Shutterstock’s shares closed at $33.23 up from $27.99 at the previous day’s close.

1Comment
  • Pavel Orekhov
    Posted at 17:23h, 06 November Reply

    For me Q3 results were 1) very expected from the beginning of this year when the played team (a lot of really professional guys) had left SS; and 2) became sort of obvious after the Q2 results.
    28% (actually 25%) growth Y/Y is good. But for a publicly traded company it’s a disaster.
    As Paul Melcher wrote in his great post http://blog.melchersystem.com/?p=3709, the Wall Street guys are interested only in companies with 30%+ growth. If there is guidance that a company will grow less, it’s a clear signal for them to become bearish and sell the stocks.

    Probably stock video is the only major growth driver for SS now (among other microstock products) and although they were asked, they didn’t provide their perspective on the future growth of stock video (like in 2017+).

    Q4 2015:115,8mil guidance, Q4 2014: 91,2mil result. So, the expected growth: 27%. Minus Premium beat and Rex, that are not related to contributors’ earnings (3% out of 28% growth in Q3) = approximately 24% growth according to the guidance.

    The main roadblock related to SS growth might be in strategy. They built great loyal contributor and customer bases, but when the competition increases in the oversupplied market, it’s all about delivering the unique value – smth that competitors can’t do.
    Unfortunately i don’t really see SS did anything to get a substantial competitive advantage in the long term yet.

    But it doesn’t mean they will never get this advantage. There are a lot of possible scenarios:

    1) the most straightforward – they launch the premium collection with exclusive content to provide unique content to customers (they are starting to do it now, but not with general microstock content coming from contributors as the main sourcing channel);

    2) they acquire a company that will push their growth and integrate it with their platform to acquire different cohort of customers/deliver content with different value to existing ones (ex. 500px, but announcing stock repurchase program they are likely not going to do so in the nearest future);

    3) they really innovate with products and notice the ascending trend of a new product in the very beginning (ex. WordPress plugins, mobile products, games, augmented reality apps etc). Music is fine, but they need smth much better. They can do that if they have a visionary skill and smart strategy.

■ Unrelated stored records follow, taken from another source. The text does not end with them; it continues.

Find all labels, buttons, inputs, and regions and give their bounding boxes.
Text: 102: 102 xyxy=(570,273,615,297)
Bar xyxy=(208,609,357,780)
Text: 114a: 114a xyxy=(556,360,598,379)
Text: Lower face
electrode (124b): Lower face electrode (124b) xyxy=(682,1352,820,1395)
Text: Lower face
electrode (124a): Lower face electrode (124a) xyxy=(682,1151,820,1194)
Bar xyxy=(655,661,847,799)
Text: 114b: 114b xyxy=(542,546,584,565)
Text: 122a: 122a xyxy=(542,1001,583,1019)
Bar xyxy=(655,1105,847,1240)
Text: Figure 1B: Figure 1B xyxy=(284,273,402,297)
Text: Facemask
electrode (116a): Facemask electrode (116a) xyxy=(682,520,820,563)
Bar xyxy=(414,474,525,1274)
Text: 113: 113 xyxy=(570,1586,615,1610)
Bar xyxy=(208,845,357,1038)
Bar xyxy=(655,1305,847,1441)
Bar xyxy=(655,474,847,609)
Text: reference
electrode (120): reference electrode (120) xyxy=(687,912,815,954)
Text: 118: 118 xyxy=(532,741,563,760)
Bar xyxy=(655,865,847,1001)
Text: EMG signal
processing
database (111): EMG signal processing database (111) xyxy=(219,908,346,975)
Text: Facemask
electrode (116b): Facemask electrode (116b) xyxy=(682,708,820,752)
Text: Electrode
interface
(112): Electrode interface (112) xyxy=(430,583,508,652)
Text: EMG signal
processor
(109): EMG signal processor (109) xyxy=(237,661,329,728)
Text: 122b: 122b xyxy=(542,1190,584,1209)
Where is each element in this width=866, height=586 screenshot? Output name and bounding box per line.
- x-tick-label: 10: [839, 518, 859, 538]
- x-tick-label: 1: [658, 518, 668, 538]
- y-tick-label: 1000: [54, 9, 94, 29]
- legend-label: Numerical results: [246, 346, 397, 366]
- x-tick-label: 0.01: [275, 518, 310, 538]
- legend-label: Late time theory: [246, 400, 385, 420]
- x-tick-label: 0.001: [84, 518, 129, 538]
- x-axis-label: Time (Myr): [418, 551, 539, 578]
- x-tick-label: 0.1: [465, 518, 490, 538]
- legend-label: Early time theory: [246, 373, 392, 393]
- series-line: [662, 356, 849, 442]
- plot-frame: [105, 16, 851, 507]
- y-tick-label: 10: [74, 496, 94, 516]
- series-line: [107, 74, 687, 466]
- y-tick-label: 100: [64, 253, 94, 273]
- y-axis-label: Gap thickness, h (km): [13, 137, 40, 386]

    4) they build new way of acquiring new customers=open new markets (ex. social media ones). Technology is not standing still.

    5) they launch very good education on-line coursers for… potential customers for free or smth non-commercial and really valuable (ex. for kids) to expand reach and nurture the loyalty of potential customers from the very start.

    6) they make a strategic partnership where both companies will win (ex. with Canva)

    and others.

    It’s really interesting how SS will cope with this declining growth dynamic. i believe they have enough potential to boost it again.